Interest vs interest rates: How does it work?
Financial literacy is the key to making good financial decisions. This includes not only understanding the meaning of different financial terms but also having a clear understanding of how certain factors can impact your personal finances. In this article, we look at interest and interest rates, and how they can impact you, the average consumer.
What is interest?
Interest can be defined in 2 different ways. It is the cost of borrowing money from a financial institution such as a bank, so, for example, if you borrow money from the bank, you will be charged a percentage of the principal (the amount you loaned), and that percentage is interest.
Interest is the money you earn from your savings. When you put your money in an interest-bearing bank account such as a savings account, interest is the return you receive on your savings from the bank.
The amount of money you pay or earn in interest is dependent on the following factors:
- The interest rate
- The amount of the loan
- How long it takes to repay
What is an interest rate?
Interest rate refers to the cost or return as a percentage of the amount you are borrowing or saving. Different countries have different interest rates, which change over time depending on market conditions. As of November 2021, South Africa’s interest rate rose from 3.5% to 3.75%*.

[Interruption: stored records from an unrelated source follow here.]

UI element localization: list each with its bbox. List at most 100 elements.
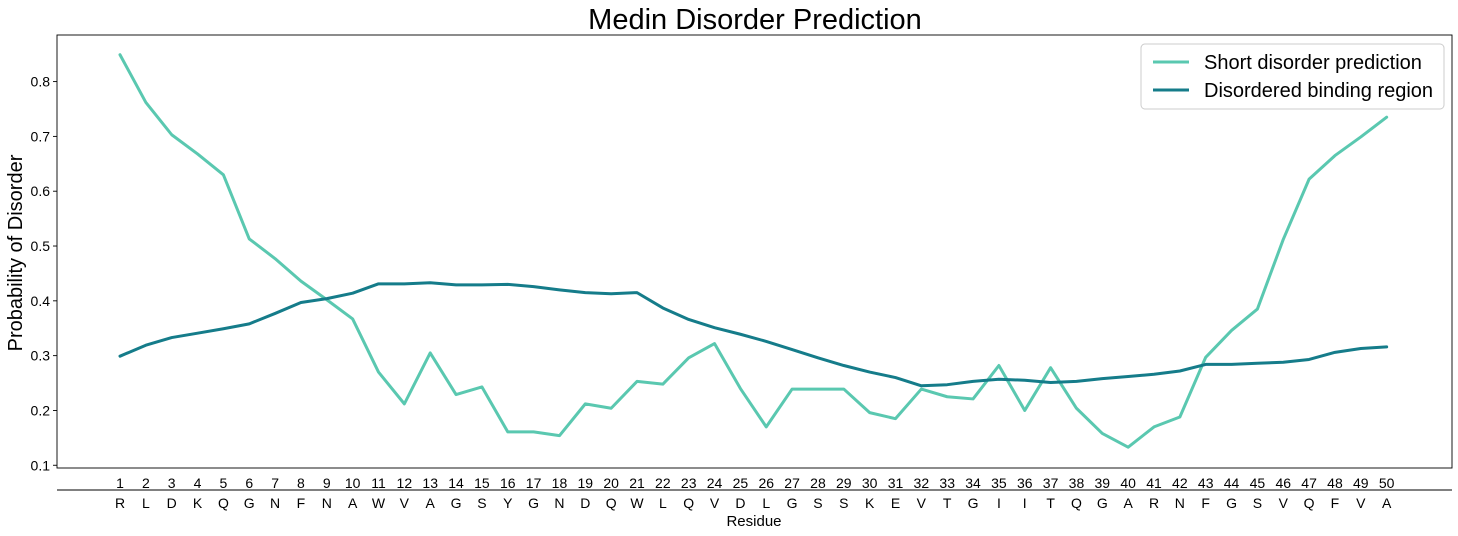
- residue-label: T: [943, 495, 952, 511]
- x-tick-label: 49: [1353, 475, 1369, 491]
- series-lines: [118, 53, 1389, 449]
- residue-label: V: [1356, 495, 1366, 511]
- x-tick-label: 6: [245, 475, 253, 491]
- x-tick-label: 46: [1275, 475, 1291, 491]
- residue-label: S: [839, 495, 848, 511]
- x-tick-label: 1: [116, 475, 124, 491]
- series-line-2: [118, 281, 1389, 388]
- x-axis-tick-labels: 1 2 3 4 5 6 7 8 9 10 11 12 13 14 15 16 17 18 19 20 21 22 23 24 2…: [116, 475, 1395, 491]
- y-tick-label: 0.7: [31, 128, 51, 144]
- residue-label: S: [1253, 495, 1262, 511]
- x-tick-label: 25: [733, 475, 749, 491]
- x-tick-label: 4: [194, 475, 202, 491]
- x-tick-label: 41: [1146, 475, 1162, 491]
- y-tick-label: 0.6: [31, 183, 51, 199]
- residue-label: Q: [683, 495, 694, 511]
- residue-label: N: [554, 495, 564, 511]
- x-tick-label: 18: [552, 475, 568, 491]
- residue-label: Q: [1304, 495, 1315, 511]
- residue-label: G: [787, 495, 798, 511]
- x-tick-label: 23: [681, 475, 697, 491]
- x-tick-label: 14: [448, 475, 464, 491]
- y-tick-label: 0.5: [31, 238, 51, 254]
- residue-label: E: [891, 495, 900, 511]
- x-tick-label: 29: [836, 475, 852, 491]
- residue-label: S: [477, 495, 486, 511]
- x-tick-label: 5: [220, 475, 228, 491]
- residue-label: A: [1382, 495, 1392, 511]
- x-tick-label: 30: [862, 475, 878, 491]
- residue-label: N: [322, 495, 332, 511]
- x-tick-label: 17: [526, 475, 542, 491]
- x-tick-label: 22: [655, 475, 671, 491]
- residue-label: R: [115, 495, 125, 511]
- x-tick-label: 42: [1172, 475, 1188, 491]
- x-tick-label: 10: [345, 475, 361, 491]
- residue-label: N: [1175, 495, 1185, 511]
- residue-label: R: [1149, 495, 1159, 511]
- y-tick-label: 0.1: [31, 457, 51, 473]
- residue-label: Y: [503, 495, 513, 511]
- x-tick-label: 34: [965, 475, 981, 491]
- x-tick-label: 9: [323, 475, 331, 491]
- legend-label-1: Short disorder prediction: [1204, 52, 1422, 74]
- x-tick-label: 20: [603, 475, 619, 491]
- y-tick-label: 0.8: [31, 74, 51, 90]
- x-tick-label: 43: [1198, 475, 1214, 491]
- x-tick-label: 13: [422, 475, 438, 491]
- x-tick-label: 32: [914, 475, 930, 491]
- residue-label: I: [997, 495, 1001, 511]
- plot-area-frame: [56, 34, 1453, 469]
- y-tick-label: 0.2: [31, 402, 51, 418]
- x-tick-label: 19: [578, 475, 594, 491]
- x-tick-label: 15: [474, 475, 490, 491]
- x-tick-label: 35: [991, 475, 1007, 491]
- residue-label: A: [348, 495, 358, 511]
- x-tick-label: 40: [1120, 475, 1136, 491]
- x-tick-label: 21: [629, 475, 645, 491]
- x-tick-label: 47: [1301, 475, 1317, 491]
- residue-label: Q: [1071, 495, 1082, 511]
- x-tick-label: 3: [168, 475, 176, 491]
- y-tick-label: 0.4: [31, 293, 51, 309]
- residue-label: G: [1226, 495, 1237, 511]
- residue-label: F: [1201, 495, 1210, 511]
- residue-label: F: [297, 495, 306, 511]
- x-axis-label: Residue: [726, 513, 781, 530]
- residue-label: D: [580, 495, 590, 511]
- residue-label: L: [762, 495, 770, 511]
- residue-label: Q: [218, 495, 229, 511]
- x-tick-label: 33: [939, 475, 955, 491]
- x-tick-label: 2: [142, 475, 150, 491]
- series-line-1: [118, 53, 1389, 449]
- x-tick-label: 8: [297, 475, 305, 491]
- residue-label: V: [917, 495, 927, 511]
- y-tick-label: 0.3: [31, 348, 51, 364]
- residue-label: K: [865, 495, 875, 511]
- residue-label: L: [659, 495, 667, 511]
- chart-title: Medin Disorder Prediction: [588, 4, 922, 36]
- legend-label-2: Disordered binding region: [1204, 80, 1433, 102]
- residue-label: V: [1279, 495, 1289, 511]
- y-axis: 0.1 0.2 0.3 0.4 0.5 0.6 0.7 0.8: [31, 74, 57, 473]
- residue-label: Q: [606, 495, 617, 511]
- legend-box: [1140, 43, 1445, 110]
- x-tick-label: 45: [1250, 475, 1266, 491]
- residue-label: G: [451, 495, 462, 511]
- x-tick-label: 48: [1327, 475, 1343, 491]
- residue-label: S: [813, 495, 822, 511]
- residue-label: T: [1046, 495, 1055, 511]
- residue-label: I: [1023, 495, 1027, 511]
- y-axis-label: Probability of Disorder: [5, 154, 27, 351]
- legend: Short disorder prediction Disordered bind…: [1140, 43, 1445, 110]
- residue-label: N: [270, 495, 280, 511]
- residue-label: D: [735, 495, 745, 511]
- x-tick-label: 7: [271, 475, 279, 491]
- x-tick-label: 38: [1069, 475, 1085, 491]
- residue-label: G: [528, 495, 539, 511]
- residue-label: V: [710, 495, 720, 511]
- residue-label: W: [372, 495, 386, 511]
- x-tick-label: 44: [1224, 475, 1240, 491]
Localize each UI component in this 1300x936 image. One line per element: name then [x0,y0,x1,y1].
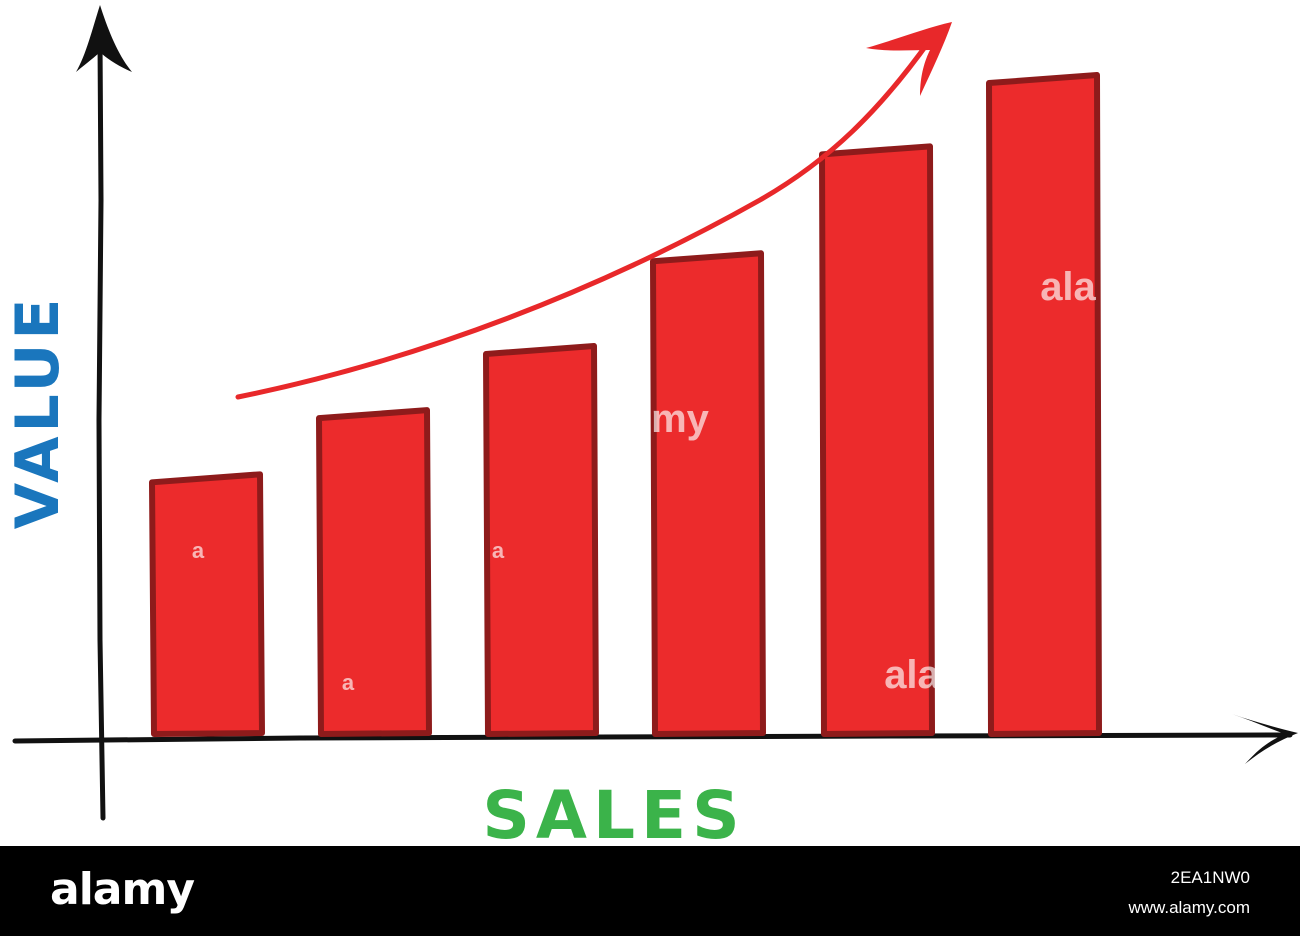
bar-3 [483,342,599,737]
trend-arrow-head-icon [866,22,952,96]
y-axis-arrow-icon [76,5,132,72]
y-axis-line [96,37,106,821]
trend-arrow [235,37,933,400]
x-axis-label: SALES [482,777,745,846]
watermark-text: a [192,538,205,563]
bars-group [149,72,1102,737]
watermark-text: my [651,397,710,441]
watermark-text: a [492,538,505,563]
bar-6 [986,72,1102,737]
bar-5 [819,143,935,737]
footer-logo: alamy [50,864,195,915]
watermark-text: ala [884,653,940,697]
chart-area: a a a my ala ala SALES VALUE [3,5,1298,846]
bar-chart: a a a my ala ala SALES VALUE [3,5,1298,846]
footer-url: www.alamy.com [1128,898,1250,917]
y-axis-label: VALUE [3,295,73,530]
bar-4 [650,250,766,737]
footer-image-id: 2EA1NW0 [1170,868,1250,887]
x-axis-arrow-icon [1232,714,1298,764]
bar-2 [316,407,432,737]
watermark-text: ala [1040,265,1096,309]
bar-1 [149,471,265,737]
watermark-group: a a a my ala ala [192,265,1097,697]
watermark-text: a [342,670,355,695]
stock-footer-bar: alamy 2EA1NW0 www.alamy.com [0,846,1300,936]
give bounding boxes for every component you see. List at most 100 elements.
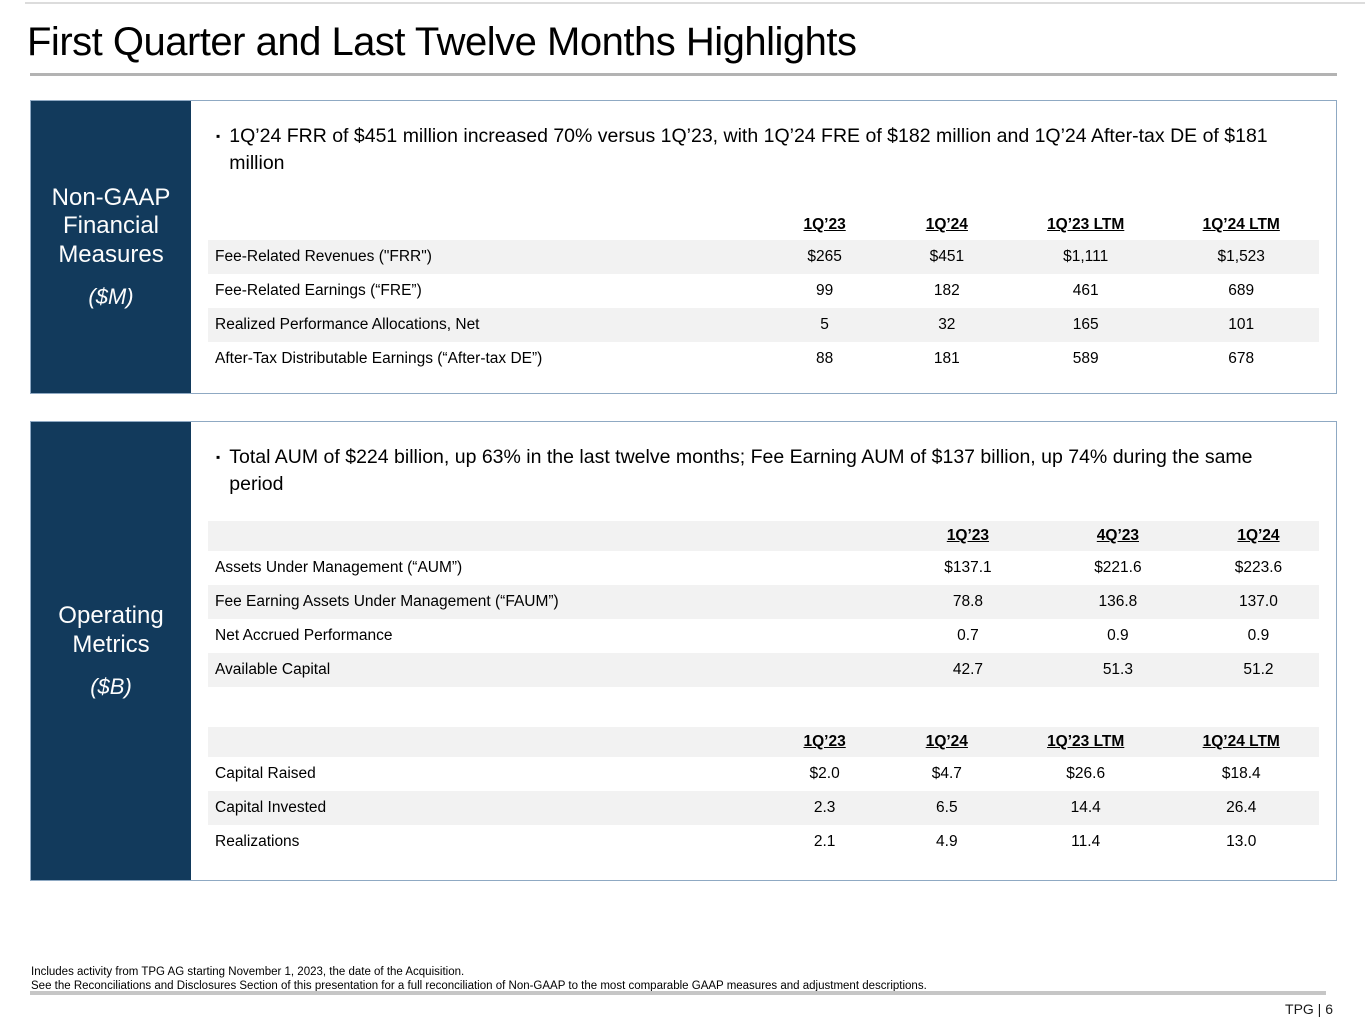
cell-value: $221.6 (1094, 559, 1142, 577)
footer-divider (30, 991, 1326, 995)
bullet-icon: ▪ (216, 450, 221, 464)
table-row: Fee-Related Revenues ("FRR") $265 $451 $1,1… (208, 240, 1319, 275)
page-title: First Quarter and Last Twelve Months Hig… (27, 20, 857, 64)
cell-value: 14.4 (1007, 791, 1164, 826)
cell-value: $265 (763, 240, 886, 275)
cell-value: 4.9 (936, 833, 958, 851)
operating-metrics-content: ▪ Total AUM of $224 billion, up 63% in t… (191, 422, 1337, 880)
column-header: 1Q’24 LTM (1202, 216, 1280, 234)
row-label: Realizations (215, 833, 300, 851)
row-label: After-Tax Distributable Earnings (“After… (215, 350, 543, 368)
bullet-item: ▪ Total AUM of $224 billion, up 63% in t… (216, 444, 1319, 497)
cell-value: 26.4 (1163, 791, 1319, 826)
table-row: Realizations 2.1 4.9 11.4 13.0 (208, 825, 1319, 859)
row-label: Fee-Related Revenues ("FRR") (208, 240, 764, 275)
cell-value: 51.3 (1037, 653, 1198, 688)
sidebar-unit: ($M) (88, 283, 134, 309)
sidebar-title: Non-GAAP Financial Measures (51, 184, 171, 268)
aum-table: 1Q’23 4Q’23 1Q’24 Assets Under Management (… (208, 521, 1319, 688)
cell-value: $18.4 (1221, 765, 1261, 783)
cell-value: $223.6 (1234, 559, 1283, 577)
table-row: After-Tax Distributable Earnings (“After… (208, 342, 1319, 376)
row-label: Realized Performance Allocations, Net (208, 308, 764, 343)
header-row: 1Q’23 4Q’23 1Q’24 (208, 521, 1319, 552)
cell-value: 2.3 (763, 791, 886, 826)
cell-value: 42.7 (897, 653, 1038, 688)
cell-value: $451 (885, 240, 1008, 275)
bullet-text: Total AUM of $224 billion, up 63% in the… (229, 446, 1253, 495)
cell-value: $4.7 (931, 765, 962, 783)
cell-value: 182 (933, 282, 960, 300)
cell-value: $1,523 (1163, 240, 1319, 275)
cell-value: $26.6 (1066, 765, 1106, 783)
operating-metrics-sidebar: Operating Metrics ($B) (31, 422, 191, 880)
column-header: 4Q’23 (1037, 521, 1198, 552)
cell-value: $137.1 (944, 559, 992, 577)
cell-value: $1,111 (1007, 240, 1164, 275)
page-footer: TPG | 6 (1285, 1001, 1333, 1017)
column-header: 1Q’23 LTM (1007, 727, 1164, 758)
cell-value: 165 (1007, 308, 1164, 343)
row-label-header (208, 210, 764, 240)
cell-value: 136.8 (1037, 585, 1198, 620)
cell-value: 678 (1228, 350, 1255, 368)
table-row: Net Accrued Performance 0.7 0.9 0.9 (208, 619, 1319, 653)
cell-value: 99 (815, 282, 834, 300)
row-label-header (208, 521, 898, 552)
cell-value: 32 (885, 308, 1008, 343)
table-row: Realized Performance Allocations, Net 5 32… (208, 308, 1319, 343)
column-header: 1Q’23 LTM (1047, 216, 1125, 234)
table-row: Available Capital 42.7 51.3 51.2 (208, 653, 1319, 688)
row-label: Fee-Related Earnings (“FRE”) (215, 282, 422, 300)
column-header: 1Q’24 (925, 216, 968, 234)
capital-activity-table: 1Q’23 1Q’24 1Q’23 LTM 1Q’24 LTM Capital Rais… (208, 727, 1319, 859)
sidebar-unit: ($B) (90, 673, 132, 699)
table-row: Fee-Related Earnings (“FRE”) 99 182 461 689 (208, 274, 1319, 308)
footnote-line: Includes activity from TPG AG starting N… (31, 966, 465, 978)
bullet-text: 1Q’24 FRR of $451 million increased 70% … (229, 125, 1268, 174)
table-row: Fee Earning Assets Under Management (“FA… (208, 585, 1319, 620)
column-header: 1Q’23 (763, 727, 886, 758)
row-label: Capital Raised (215, 765, 316, 783)
row-label: Capital Invested (208, 791, 764, 826)
row-label: Net Accrued Performance (215, 627, 393, 645)
column-header: 1Q’24 (1197, 521, 1319, 552)
bullet-item: ▪ 1Q’24 FRR of $451 million increased 70… (216, 123, 1319, 176)
footnote-line: See the Reconciliations and Disclosures … (31, 979, 927, 992)
column-header: 1Q’23 (897, 521, 1038, 552)
row-label: Available Capital (208, 653, 898, 688)
cell-value: 78.8 (897, 585, 1038, 620)
cell-value: 6.5 (885, 791, 1008, 826)
header-row: 1Q’23 1Q’24 1Q’23 LTM 1Q’24 LTM (208, 210, 1319, 240)
cell-value: $2.0 (809, 765, 840, 783)
top-divider (25, 2, 1365, 4)
non-gaap-content: ▪ 1Q’24 FRR of $451 million increased 70… (191, 101, 1337, 393)
sidebar-title: Operating Metrics (58, 602, 164, 658)
cell-value: 0.9 (1247, 627, 1270, 645)
cell-value: 5 (763, 308, 886, 343)
cell-value: 101 (1163, 308, 1319, 343)
cell-value: 137.0 (1197, 585, 1319, 620)
table-row: Assets Under Management (“AUM”) $137.1 $22… (208, 551, 1319, 585)
row-label: Fee Earning Assets Under Management (“FA… (208, 585, 898, 620)
cell-value: 0.7 (957, 627, 979, 645)
title-divider (30, 73, 1337, 76)
row-label-header (208, 727, 764, 758)
column-header: 1Q’24 (885, 727, 1008, 758)
cell-value: 2.1 (813, 833, 836, 851)
column-header: 1Q’23 (803, 216, 846, 234)
bullet-icon: ▪ (216, 129, 221, 143)
cell-value: 0.9 (1107, 627, 1129, 645)
non-gaap-sidebar: Non-GAAP Financial Measures ($M) (31, 101, 191, 393)
header-row: 1Q’23 1Q’24 1Q’23 LTM 1Q’24 LTM (208, 727, 1319, 758)
non-gaap-panel: Non-GAAP Financial Measures ($M) ▪ 1Q’24… (30, 100, 1337, 394)
operating-metrics-panel: Operating Metrics ($B) ▪ Total AUM of $2… (30, 421, 1337, 881)
non-gaap-table: 1Q’23 1Q’24 1Q’23 LTM 1Q’24 LTM Fee-Related … (208, 210, 1319, 376)
column-header: 1Q’24 LTM (1163, 727, 1319, 758)
cell-value: 88 (815, 350, 834, 368)
cell-value: 461 (1072, 282, 1099, 300)
cell-value: 13.0 (1226, 833, 1257, 851)
cell-value: 181 (933, 350, 960, 368)
row-label: Assets Under Management (“AUM”) (215, 559, 463, 577)
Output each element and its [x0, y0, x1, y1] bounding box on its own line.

The interest rate can affect your personal finances in a number of ways. For example, when the interest rate is low, borrowing becomes cheaper, meaning more people are likely to take out loans or buy things on credit. Low interest rates can be good for the economy because people are more willing to spend money on products and services. People are also likely to have more disposable income at this time since the cost of paying back their loans or credit is low.
When the interest rate is high, borrowing is more expensive, meaning some people will either rethink the idea of borrowing or have less disposable income as they are repaying their existing loans at a higher rate. High interest rates, however, are good for those who are saving money as they will get a better return on their savings or investment accounts.
When deciding to make big financial decisions such as taking out a home loan or opening a type of savings account, you should make sure that you research the current interest rates to determine whether it is the right time to do so.
*Information correct at date of publication.